Siete y cinco carreras.

«Y en el Centro Asturiano de Madrid traté mucho con Valentín Andrés, el catedrático de Economía, que tan sólo era una de sus siete carreras, con doctorados en casi todas ellas. Casariego, por su parte, había hecho cinco carreras, pero sólo el doctorado en Derecho. Estudió pilotaje naval (su abuelo y su bisabuelo, como el mío, eran marinos, pero él no pudo navegar porque se mareaba), Filosofía y Letras en Oviedo, Derecho en Madrid, Periodismo por la Escuela de la Iglesia y la quinta era su carrera militar, ya que murió siendo coronel de infantería. Pero tenía una sexta carrera de la que hablé en una ocasión. Tan amigo mío era que cuando Casariego ingresa en la Academia Asturiana de Jurisprudencia, los directivos quisieron que contestara su discurso el presidente de la Audiencia. Pero Casariego, que era como Dios lo dio, dijo que no y que le contestase Pérez de Castro, con lo cual chafó a los promotores y a mí me dolió aquello».

Un hidalgo asturiano.

«Pero contesté a su discurso y fue cuando dije que él tenía una sexta carrera que no se podía demostrar con títulos, pero que yo iba a mostrar a través de una anécdota. Y es que estando yo en la asesoría jurídica del Banco Exterior me llama él una mañana y me dice: "Don José Luis, tengo que ir a Valladolid y me gustaría que me acompañase". Yo le repliqué que "acabo de regresar de Montevideo, de ver a mi novia, y aunque tengo influencia y confianza con Arburúa, no voy a estar faltando al trabajo". Bueno, al final me convenció y le acompañé, junto al sacerdote Portabales, que era un erudito en El Escorial.

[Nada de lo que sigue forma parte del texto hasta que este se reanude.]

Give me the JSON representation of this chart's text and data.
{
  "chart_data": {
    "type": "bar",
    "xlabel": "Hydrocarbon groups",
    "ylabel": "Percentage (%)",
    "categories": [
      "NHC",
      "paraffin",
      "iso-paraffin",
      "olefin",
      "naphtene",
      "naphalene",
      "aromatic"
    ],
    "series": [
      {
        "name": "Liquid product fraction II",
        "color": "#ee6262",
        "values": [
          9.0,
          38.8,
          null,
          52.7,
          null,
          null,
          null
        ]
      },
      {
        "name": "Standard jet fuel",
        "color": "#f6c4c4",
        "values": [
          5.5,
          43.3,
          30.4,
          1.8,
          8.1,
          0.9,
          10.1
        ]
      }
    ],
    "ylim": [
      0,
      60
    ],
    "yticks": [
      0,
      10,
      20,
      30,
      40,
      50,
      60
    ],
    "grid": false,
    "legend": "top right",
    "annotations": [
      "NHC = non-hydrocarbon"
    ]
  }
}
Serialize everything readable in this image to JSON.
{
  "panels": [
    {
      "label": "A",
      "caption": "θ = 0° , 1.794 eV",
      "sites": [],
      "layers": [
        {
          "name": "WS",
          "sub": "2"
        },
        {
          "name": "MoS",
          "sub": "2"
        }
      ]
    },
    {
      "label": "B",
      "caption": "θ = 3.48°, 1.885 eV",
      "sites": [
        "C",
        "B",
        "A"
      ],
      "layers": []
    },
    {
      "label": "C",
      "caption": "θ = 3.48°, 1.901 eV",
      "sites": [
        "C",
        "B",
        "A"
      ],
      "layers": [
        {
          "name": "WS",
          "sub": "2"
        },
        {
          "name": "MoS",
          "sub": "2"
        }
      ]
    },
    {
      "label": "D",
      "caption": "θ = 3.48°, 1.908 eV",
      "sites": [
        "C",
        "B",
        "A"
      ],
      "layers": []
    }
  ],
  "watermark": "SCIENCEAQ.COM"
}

Comimos en Olmedo y al salir (esto fue en el año 56, cuando casi no había coches por las carreteras) vimos un cochecito parado y un señor apoyado en un bastón. Casariego, que era muy cortés, frena, se baja y pregunta si podía servirle en algo. Conociendo a nuestro amigo, nos pusimos en alerta, y aquel señor le dice que no le puede servir en nada (aquello a Casariego no le sentó muy bien), porque "el mecánico está terminando de arreglar un pinchazo". Aquel señor agregó: "De todas formas, le queda muy agradecido el marqués de Sieteiglesias". Y Casariego, al que se le había atravesado aquella situación, le contesta: "Pues lo mismo le digo: queda a su disposición un hidalgo de las Asturias que viaja con su mayordomo y su capellán". Casariego había sido varios años director de "El Alcázar", hasta que se negó a publicar una nota que mandaron de la oficina de Franco. Después fue profesor universitario y encargado de cátedras, y también corresponsal de "ABC" en varios países de América del Sur durante años. Era muy de derechas, pero del régimen exactamente no, sobre todo desde que Franco lo echase».